Épiphanie
Sa maigre figure de petite fille misérable collée aux barreaux de la grille en bois doré, Azia suit de ses yeux tristes, un peu bridés, le remue-ménage insolite du palais royal. Par toutes les portes, des serviteurs vont, viennent, courent, s’appellent ; dans la cour, d’autres apportent des coffres bardés de fer et des ballots d’étoffes précieuses ; aux écuries, on harnache le dromadaire blanc du roi Melchior et les chameaux de sa suite.

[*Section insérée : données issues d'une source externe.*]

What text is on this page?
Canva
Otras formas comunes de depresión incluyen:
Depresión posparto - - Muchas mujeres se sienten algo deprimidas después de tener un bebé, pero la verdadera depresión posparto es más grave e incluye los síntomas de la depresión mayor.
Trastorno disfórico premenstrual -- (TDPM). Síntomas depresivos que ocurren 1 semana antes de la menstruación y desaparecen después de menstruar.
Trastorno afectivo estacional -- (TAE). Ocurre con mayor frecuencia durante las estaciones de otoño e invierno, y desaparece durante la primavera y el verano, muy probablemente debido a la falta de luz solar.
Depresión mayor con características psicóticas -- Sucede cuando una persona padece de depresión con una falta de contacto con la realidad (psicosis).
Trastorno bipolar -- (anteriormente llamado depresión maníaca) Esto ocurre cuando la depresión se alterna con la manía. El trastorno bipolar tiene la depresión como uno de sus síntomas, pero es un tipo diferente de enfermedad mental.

Ça ne l’intéresse pas tellement, Azia… mais ça lui passe le temps. Ses journées sont si longues, si longues, depuis qu’elle est toute seule en la grand-ville, pauvrette abandonnée ! Elle était heureuse, voila quelques mois, dans la jolie maison rose aux tentures de soie, pleine de fleurs odorantes et toute chaude de la tendresse d’un papa et d’une maman. Mais une horde venue de l’Occident a détruit la maison rose et emmené captifs le papa et la maman qui faisaient tout son bonheur de petite fille. Où sont-ils à présent ? Quelque marchand d’esclaves les aura achetés au chef barbare, et revendus Dieu sait où… La pauvre petite Azia ne les reverra jamais. Des larmes perlent à ses yeux, et son petit visage ravagé se contracte à cette affreuse pensée.
Mais soudain, les cymbales et les harpes d’or la tirent de sa douloureuse rêverie. Tandis qu’elle revivait les heures terribles, un cortège s’est formé dans la cour du palais : les chameaux sont chargés, et la tente de pourpre sur le dromadaire blanc attend le roi qui s’avance en grand apparat.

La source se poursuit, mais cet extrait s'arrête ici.